Соня встала огорченно, но что поделать? Взгляд Готье снова стал отстраненным, он замолчал и задумался о чем-то. Они прошли в гостиную, где стоял раскладывающийся в большое спальное место диван. Соня достала из шкафа набор постельного белья — родительского, двуспального — и постелила его, игнорируя слабые возражения Готье, который не хотел ее затруднять и беспокоить.
— Ну, спасибо за все сразу, — выдохнул он, когда Соня вручила ему чистую, отглаженную папину пижаму. — Это что, шелк? А, нет, хлопок. Пижама! Я никогда не спал в пижаме, знаешь, в подвале однажды спал, в палатке — да. В пижаме никогда. — Готье рассмеялся, рассматривая ткань в красную клетку. В комнате было темно, Соня включила только маленькую настольную лампу, и лица Готье она не видела. Только спутанные волосы, темные контуры, движения рук на фоне тусклого светового пятна, и еле слышный смех, голос усталый.
Соня вышла из комнаты, закрыла дверь и выдохнула. У нее на лбу от волнения выступила испарина. Она поспешила скрыться в своей спальне, спастись бегством. Ей было не по себе. Нет, это не то слово — не по себе. Она была просто в панике.
Не потому она была в панике, что в ее квартире оставался на ночь кто-то, кроме нее. Она боялась и не любила одиночества, а не чьего-то чужого присутствия. И потом, Готье не был первым человеком, первым мужчиной, оставшимся у нее дома на ночь. Володька оставался несколько раз, и они тоже, кстати, долго трепались и смотрели какие-то фильмы. Еще пара старых школьных друзей оставалась, бывало. Это не казалось чем-то из ряда вон выходящим на самом деле.
Из ряда вон выходящим был Готье. Именно он смущал ее и волновал, интересовал и отталкивал все это время. Весь этот год, и особенно в последние несколько минут. Сердце Сони-Элизы стучало как ненормальное, она сидела у себя в комнате, в кресле, вцепившись в медведя, и молча слушала, как Готье ходит по квартире, как хлопнула дверь в ванной комнате, полилась вода. Как он напевает что-то себе под нос, потом затихает наконец в гостиной.
Воцарилась полнейшая тишина…
Конечно, тишина никогда не бывает совсем уж полной. Редкие звуки проезжающих машин доносятся через приоткрытые окна. В родительской спальне раздается тихий бой напольных часов. Из-за входной двери можно услышать гудящий звук лифта. Заработал? Странно…
Под Сониными ногами скрипнул старый, местами рассохшийся паркет. Соня направилась в гостиную. Она сама точно не знает, зачем это делает. Обозначить свое желание какими-то определенными словами она не могла.
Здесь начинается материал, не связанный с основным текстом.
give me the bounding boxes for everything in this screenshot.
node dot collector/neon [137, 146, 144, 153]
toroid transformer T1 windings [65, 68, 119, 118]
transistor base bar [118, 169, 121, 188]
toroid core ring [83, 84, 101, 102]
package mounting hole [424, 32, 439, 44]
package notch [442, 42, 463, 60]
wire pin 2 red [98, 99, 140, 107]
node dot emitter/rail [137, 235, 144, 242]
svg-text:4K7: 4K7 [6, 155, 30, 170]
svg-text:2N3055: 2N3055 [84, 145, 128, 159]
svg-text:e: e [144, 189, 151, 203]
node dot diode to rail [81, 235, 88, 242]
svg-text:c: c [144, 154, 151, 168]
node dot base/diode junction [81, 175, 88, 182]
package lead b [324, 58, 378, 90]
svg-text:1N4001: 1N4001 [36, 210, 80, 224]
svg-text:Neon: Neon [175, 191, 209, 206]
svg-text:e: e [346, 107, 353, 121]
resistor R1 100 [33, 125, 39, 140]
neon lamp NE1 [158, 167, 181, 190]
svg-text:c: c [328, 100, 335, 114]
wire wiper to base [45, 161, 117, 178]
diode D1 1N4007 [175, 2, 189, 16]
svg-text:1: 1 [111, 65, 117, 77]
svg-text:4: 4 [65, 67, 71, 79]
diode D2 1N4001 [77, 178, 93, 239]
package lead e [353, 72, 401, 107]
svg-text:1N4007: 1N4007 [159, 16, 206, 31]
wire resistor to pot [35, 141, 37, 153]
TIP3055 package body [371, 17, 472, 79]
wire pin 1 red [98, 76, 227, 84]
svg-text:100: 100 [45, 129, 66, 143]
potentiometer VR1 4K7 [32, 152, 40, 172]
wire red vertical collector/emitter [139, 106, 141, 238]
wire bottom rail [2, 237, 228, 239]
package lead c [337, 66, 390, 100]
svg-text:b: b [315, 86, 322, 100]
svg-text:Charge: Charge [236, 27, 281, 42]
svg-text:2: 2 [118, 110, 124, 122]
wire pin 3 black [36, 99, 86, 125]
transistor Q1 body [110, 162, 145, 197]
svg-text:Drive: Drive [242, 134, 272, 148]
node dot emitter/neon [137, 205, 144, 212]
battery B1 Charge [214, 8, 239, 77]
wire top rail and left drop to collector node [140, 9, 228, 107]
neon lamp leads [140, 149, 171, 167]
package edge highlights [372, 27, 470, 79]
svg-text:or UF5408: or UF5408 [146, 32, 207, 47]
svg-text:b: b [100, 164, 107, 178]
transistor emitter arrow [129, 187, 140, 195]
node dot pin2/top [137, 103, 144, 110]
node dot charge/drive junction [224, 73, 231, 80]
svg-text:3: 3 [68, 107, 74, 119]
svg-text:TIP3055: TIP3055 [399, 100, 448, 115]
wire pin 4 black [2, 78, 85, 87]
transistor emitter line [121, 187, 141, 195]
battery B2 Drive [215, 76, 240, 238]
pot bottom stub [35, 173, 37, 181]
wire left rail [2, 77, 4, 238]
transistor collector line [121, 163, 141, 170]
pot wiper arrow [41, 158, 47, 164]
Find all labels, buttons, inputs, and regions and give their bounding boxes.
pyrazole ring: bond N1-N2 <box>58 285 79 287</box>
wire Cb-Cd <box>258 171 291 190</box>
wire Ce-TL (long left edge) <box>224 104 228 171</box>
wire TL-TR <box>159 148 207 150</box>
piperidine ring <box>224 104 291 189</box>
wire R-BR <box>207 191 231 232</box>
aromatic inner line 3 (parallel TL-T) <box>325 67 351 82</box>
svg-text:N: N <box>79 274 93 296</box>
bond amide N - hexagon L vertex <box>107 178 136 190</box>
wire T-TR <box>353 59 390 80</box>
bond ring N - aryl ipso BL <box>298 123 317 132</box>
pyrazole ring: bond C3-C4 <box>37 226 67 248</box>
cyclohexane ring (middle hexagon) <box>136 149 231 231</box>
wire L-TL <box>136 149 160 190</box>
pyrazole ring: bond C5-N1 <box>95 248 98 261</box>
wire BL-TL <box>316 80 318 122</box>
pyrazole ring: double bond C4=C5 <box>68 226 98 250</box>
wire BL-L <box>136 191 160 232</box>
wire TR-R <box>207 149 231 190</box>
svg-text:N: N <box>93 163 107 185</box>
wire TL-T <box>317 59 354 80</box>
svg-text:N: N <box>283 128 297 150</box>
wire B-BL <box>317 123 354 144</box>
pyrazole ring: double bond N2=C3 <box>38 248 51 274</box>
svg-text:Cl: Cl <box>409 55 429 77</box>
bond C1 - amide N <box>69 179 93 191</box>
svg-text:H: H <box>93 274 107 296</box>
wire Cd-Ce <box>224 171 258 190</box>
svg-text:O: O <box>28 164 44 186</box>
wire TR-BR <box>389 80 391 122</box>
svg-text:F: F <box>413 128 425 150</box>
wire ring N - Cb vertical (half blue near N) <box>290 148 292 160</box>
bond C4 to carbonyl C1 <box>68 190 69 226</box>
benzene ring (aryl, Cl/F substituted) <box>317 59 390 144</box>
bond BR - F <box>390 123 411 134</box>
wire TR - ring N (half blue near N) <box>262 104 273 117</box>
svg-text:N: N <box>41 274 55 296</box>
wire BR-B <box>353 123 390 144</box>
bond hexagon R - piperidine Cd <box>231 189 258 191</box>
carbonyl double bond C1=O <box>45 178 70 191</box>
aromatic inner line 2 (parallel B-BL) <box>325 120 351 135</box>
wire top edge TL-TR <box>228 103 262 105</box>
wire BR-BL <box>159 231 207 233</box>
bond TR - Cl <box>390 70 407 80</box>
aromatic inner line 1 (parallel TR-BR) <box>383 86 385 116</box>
Бледная, бледнее, чем обычно, в тусклом ночном свете луны и ясного неба она подошла к двери гостиной и обнаружила, что та открыта — Готье не побеспокоился о своей приватности, так что Соня беспрепятственно проскользнула в комнату и застыла в нерешительности.
Теперь ей все это показалось ужасно глупым. Что она здесь делает? И ей даже стало стыдно, что она пришла. Какая глупость! Готье лежал на диване, наискосок, потому что из-за роста поместиться по-другому не смог. Диван хоть и широк, но коротковат. Дивану сто лет в обед. Пижама так и осталась в стороне, из-под одеяла видны обнаженные широкие плечи Готье, длинные худые руки. Глаза его закрыты, лицо расслабленно, дыхание ровное и глубокое. Он крепко спит. На ушах у него наушники, и в тишине слышен едва определимый шелест музыки в плеере.
Что делать дальше, подумала Соня, уйти? Но тут Готье открыл глаза, посмотрел на нее. Он не вскочил, не снял наушники, не задал вопрос. Какое-то время он смотрел на нее сонным, рассеянным взглядом, будто не был уверен до конца, что это действительно она, Элиза, а не сон. Потом приподнялся на локтях, и в глазах появился блеск.
Он продолжал смотреть на нее, раздумывая о чем-то своем, но выражение лица постепенно менялось. Оно стало сосредоточенным и сконцентрированным: Готье смотрел на Соню внимательно и даже хищно.